Neue ÖFB-Studie: Warum Investments in den Fußball extrem lukrativ sind
ÖFB-Aufsichtsratsvorsitzenden Josef Pröll
Eine neue Studie macht eindrucksvoll sichtbar, welchen gesamtgesellschaftlichen Nutzen der Fußball in Österreich bringt - 2,9 Milliarden Euro pro Jahr. Neben den wirtschaftlichen Impulsen hat der Fußball auch messbare positive Effekte auf Gesundheit, Wohlbefinden des Einzelnen und die Gesellschaft im gesamten.
Das Ergebnis: Fußball rechnet sich.
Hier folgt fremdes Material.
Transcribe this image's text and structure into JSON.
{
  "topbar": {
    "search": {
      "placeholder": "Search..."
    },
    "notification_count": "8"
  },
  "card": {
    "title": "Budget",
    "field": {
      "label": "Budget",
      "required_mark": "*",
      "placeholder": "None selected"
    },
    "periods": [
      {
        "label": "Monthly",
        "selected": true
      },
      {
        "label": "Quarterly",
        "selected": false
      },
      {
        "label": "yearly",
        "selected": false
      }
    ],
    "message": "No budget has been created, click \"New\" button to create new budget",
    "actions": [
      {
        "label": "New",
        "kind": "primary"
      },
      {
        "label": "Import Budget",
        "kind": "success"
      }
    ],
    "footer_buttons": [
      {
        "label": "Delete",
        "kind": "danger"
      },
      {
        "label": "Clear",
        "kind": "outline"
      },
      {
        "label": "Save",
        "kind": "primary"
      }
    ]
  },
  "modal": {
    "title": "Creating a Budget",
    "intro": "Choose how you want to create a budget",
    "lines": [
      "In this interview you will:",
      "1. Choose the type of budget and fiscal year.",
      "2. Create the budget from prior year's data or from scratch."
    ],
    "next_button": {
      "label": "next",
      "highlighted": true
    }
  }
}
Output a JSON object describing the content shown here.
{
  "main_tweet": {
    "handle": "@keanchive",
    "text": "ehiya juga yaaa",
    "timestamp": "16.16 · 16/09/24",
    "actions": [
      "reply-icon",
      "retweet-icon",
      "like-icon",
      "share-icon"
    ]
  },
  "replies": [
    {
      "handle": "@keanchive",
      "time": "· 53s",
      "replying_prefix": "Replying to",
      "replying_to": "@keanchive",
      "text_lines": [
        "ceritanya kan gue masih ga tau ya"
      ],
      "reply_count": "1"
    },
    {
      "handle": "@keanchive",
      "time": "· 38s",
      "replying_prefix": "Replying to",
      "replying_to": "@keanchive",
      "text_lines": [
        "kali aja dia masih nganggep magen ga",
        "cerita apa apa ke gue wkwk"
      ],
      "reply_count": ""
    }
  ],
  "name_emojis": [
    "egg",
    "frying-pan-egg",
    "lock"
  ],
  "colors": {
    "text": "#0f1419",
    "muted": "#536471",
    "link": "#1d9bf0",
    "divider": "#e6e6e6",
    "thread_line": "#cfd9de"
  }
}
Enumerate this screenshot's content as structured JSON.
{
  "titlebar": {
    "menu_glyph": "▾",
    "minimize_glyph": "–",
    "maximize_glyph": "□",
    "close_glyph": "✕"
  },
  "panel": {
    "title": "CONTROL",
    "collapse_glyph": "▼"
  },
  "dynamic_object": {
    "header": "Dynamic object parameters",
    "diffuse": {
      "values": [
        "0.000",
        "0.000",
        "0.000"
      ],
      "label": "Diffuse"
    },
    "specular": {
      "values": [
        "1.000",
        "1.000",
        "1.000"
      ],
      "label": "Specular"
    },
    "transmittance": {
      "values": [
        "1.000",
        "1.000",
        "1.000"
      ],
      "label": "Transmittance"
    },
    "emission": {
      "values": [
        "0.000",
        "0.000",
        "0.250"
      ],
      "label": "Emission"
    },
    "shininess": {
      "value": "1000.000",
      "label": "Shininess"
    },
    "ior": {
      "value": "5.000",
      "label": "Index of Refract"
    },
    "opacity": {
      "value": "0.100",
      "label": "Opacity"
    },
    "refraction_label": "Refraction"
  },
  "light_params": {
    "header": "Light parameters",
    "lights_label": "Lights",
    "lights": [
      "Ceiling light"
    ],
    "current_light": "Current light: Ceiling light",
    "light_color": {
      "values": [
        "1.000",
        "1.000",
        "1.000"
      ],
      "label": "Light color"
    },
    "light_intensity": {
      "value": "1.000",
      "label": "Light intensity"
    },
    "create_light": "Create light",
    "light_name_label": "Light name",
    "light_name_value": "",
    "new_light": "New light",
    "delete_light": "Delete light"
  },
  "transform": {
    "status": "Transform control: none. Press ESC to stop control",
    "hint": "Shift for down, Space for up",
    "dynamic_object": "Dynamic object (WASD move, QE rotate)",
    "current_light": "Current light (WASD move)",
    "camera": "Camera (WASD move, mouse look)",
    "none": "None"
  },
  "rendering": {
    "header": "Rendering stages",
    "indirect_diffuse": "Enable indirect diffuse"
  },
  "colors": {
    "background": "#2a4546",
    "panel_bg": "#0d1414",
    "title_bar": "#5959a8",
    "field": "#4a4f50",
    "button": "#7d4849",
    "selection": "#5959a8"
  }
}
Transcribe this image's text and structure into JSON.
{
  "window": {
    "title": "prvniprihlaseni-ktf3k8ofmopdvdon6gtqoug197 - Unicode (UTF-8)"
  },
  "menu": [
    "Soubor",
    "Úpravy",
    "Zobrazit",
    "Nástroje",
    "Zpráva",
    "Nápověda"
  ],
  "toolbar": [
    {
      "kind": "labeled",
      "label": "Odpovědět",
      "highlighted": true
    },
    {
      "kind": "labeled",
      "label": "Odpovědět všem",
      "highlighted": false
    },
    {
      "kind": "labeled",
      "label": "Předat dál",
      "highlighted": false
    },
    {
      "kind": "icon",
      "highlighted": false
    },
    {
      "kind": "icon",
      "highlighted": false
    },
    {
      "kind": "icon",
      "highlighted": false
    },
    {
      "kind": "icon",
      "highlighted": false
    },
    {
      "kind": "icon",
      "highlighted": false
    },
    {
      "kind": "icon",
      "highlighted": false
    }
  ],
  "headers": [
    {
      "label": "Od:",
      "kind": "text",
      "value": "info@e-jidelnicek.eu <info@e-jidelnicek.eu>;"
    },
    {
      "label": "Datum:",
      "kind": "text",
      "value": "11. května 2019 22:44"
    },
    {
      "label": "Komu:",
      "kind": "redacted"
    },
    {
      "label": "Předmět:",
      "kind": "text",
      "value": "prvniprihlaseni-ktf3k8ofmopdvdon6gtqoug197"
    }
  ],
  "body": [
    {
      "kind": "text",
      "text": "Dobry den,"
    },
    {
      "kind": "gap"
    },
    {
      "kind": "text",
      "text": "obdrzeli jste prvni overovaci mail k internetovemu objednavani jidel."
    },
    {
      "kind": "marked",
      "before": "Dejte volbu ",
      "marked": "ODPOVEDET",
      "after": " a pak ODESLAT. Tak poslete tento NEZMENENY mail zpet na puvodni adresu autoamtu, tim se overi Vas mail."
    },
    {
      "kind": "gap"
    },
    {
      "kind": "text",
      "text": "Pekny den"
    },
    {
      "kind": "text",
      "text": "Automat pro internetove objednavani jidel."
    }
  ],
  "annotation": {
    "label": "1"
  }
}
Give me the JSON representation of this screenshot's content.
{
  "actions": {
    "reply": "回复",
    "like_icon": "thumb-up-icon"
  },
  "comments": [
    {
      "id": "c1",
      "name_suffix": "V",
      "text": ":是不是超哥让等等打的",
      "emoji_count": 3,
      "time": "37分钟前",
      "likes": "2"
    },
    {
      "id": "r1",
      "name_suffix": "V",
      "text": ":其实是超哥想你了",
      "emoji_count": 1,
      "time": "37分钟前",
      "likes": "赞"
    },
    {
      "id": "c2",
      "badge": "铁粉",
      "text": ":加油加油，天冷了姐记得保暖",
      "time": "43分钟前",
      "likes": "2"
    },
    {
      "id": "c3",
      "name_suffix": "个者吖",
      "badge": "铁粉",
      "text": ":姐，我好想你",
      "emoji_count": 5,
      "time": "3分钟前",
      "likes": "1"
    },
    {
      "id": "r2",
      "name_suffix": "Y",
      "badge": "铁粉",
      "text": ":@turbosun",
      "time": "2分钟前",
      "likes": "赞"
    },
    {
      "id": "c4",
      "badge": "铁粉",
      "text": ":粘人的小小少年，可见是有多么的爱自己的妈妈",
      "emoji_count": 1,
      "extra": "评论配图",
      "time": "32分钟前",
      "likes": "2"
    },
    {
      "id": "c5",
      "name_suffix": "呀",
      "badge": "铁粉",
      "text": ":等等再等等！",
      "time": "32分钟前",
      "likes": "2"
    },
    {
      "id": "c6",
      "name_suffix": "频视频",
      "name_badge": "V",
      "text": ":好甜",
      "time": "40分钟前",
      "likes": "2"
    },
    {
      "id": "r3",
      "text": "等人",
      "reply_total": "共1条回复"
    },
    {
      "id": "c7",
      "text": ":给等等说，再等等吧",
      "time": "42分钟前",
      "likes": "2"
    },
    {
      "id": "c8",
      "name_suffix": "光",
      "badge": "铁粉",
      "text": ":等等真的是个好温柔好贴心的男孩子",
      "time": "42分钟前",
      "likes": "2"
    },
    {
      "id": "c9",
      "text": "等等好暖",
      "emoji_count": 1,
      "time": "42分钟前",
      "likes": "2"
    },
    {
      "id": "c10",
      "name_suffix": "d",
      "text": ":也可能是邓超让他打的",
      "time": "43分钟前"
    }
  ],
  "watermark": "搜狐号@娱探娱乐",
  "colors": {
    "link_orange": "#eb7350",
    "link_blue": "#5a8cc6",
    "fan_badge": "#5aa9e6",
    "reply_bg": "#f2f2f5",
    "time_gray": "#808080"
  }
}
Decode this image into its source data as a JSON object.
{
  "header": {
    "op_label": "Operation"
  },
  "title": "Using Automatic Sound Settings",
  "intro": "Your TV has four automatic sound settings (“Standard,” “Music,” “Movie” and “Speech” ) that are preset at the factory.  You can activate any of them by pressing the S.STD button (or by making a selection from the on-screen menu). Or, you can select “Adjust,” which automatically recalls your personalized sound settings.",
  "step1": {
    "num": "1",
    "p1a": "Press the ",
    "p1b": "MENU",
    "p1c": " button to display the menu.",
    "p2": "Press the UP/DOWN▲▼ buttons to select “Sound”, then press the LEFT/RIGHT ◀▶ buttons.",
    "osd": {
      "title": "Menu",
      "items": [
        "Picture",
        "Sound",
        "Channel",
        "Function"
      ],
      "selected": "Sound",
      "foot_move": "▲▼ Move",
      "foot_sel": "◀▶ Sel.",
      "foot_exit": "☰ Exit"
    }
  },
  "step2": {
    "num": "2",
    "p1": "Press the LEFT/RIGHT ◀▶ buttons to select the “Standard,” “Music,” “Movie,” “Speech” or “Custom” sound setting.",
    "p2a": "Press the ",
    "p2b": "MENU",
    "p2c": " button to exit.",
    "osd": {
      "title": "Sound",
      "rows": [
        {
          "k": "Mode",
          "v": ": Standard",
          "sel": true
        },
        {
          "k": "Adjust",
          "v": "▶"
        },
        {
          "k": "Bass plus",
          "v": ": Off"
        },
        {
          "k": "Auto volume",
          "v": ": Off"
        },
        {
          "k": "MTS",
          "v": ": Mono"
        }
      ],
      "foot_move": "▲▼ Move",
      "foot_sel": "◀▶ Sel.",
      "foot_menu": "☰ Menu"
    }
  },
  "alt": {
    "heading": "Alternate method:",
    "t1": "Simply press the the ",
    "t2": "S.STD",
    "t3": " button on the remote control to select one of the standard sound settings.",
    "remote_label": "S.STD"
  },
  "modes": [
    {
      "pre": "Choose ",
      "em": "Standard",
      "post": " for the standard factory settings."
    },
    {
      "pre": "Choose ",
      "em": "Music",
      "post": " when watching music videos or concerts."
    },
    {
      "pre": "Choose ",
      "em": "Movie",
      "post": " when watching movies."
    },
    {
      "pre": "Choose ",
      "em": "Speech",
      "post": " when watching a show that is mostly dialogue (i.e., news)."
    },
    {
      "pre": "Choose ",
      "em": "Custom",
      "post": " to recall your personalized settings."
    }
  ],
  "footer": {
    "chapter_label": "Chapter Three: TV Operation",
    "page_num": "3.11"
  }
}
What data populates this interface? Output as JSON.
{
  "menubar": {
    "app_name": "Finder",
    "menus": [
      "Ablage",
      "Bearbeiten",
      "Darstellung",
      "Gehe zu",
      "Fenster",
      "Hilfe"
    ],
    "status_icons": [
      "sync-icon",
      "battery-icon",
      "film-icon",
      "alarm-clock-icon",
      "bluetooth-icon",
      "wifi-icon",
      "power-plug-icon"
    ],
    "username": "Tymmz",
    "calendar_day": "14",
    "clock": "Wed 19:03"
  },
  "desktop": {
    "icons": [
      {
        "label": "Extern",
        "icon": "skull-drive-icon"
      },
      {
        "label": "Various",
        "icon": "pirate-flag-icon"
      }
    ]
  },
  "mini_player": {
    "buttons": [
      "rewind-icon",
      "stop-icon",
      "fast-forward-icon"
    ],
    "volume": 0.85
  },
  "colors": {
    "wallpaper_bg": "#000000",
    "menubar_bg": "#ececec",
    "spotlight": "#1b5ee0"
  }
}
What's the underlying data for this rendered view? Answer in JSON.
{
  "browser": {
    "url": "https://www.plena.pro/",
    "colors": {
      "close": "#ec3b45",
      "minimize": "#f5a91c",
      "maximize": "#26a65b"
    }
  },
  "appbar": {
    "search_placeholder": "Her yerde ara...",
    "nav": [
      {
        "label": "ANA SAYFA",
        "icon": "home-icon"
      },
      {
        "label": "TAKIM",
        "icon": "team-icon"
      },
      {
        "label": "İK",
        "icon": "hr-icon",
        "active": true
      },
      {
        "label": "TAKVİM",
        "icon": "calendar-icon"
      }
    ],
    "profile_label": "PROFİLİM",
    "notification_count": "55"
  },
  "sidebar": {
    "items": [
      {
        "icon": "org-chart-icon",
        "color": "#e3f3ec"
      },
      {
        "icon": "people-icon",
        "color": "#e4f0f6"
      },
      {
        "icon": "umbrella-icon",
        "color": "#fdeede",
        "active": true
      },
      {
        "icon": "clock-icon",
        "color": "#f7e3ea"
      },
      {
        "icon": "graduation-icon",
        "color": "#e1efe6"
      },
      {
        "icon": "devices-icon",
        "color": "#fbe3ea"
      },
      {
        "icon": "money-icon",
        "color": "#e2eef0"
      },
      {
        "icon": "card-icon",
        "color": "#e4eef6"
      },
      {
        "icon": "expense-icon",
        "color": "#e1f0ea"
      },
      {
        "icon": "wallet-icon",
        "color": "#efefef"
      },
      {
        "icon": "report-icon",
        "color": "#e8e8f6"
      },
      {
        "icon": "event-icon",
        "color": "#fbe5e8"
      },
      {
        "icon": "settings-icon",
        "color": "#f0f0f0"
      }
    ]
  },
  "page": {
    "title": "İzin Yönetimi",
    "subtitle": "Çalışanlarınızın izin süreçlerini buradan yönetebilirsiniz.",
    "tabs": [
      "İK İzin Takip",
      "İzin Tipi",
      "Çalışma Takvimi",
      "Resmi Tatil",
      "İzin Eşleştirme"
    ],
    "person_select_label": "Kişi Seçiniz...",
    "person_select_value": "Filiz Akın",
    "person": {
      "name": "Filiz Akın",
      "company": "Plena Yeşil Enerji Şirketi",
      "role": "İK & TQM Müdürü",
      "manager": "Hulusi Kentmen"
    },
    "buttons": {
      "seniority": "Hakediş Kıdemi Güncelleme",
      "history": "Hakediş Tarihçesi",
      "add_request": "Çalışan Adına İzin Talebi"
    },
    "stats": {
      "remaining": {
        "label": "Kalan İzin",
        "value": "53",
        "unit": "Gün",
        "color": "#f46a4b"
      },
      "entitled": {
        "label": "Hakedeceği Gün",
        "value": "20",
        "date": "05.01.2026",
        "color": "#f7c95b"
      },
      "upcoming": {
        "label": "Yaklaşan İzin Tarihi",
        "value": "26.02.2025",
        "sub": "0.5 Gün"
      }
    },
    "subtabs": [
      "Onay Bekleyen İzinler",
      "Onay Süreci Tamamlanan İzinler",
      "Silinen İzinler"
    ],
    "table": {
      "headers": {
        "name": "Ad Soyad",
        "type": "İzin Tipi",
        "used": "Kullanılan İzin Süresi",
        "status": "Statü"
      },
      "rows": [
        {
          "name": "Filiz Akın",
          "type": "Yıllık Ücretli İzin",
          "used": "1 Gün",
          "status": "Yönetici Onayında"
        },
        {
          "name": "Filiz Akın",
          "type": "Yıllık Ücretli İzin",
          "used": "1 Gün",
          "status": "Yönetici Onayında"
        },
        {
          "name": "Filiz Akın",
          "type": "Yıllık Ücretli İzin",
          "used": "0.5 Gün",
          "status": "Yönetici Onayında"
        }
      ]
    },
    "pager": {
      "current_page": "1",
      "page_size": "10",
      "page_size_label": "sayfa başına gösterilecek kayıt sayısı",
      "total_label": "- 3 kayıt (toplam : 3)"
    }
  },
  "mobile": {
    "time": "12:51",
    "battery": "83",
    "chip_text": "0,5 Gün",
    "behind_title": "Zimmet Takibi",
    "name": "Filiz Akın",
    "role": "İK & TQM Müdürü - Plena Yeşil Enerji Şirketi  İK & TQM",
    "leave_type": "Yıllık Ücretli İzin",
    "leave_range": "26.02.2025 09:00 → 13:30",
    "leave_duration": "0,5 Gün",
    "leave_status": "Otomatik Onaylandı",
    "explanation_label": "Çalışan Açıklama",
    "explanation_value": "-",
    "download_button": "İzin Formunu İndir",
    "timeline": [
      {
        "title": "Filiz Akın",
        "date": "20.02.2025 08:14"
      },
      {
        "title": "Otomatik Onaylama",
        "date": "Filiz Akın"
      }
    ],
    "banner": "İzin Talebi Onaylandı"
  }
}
Jeder Euro, der aus öffentlichen Mitteln in den Fußball investiert wird, kommt 27-fach wieder als Steuern und Abgaben oder in Form von Einsparungen retour.
ÖFB-Aufsichtsratsvorsitzender Josef Pröll und Studienautorin Dr. Anna Kleissner, geschäftsführende Gesellschafterin der Econmove GmbH, präsentierten am Freitag am ÖFB Campus die zentralen Ergebnisse der Studie „Der Social Return on Investment des Fußballs – zur ökonomischen und sozioökonomischen Bedeutung des Fußballs in Österreich“.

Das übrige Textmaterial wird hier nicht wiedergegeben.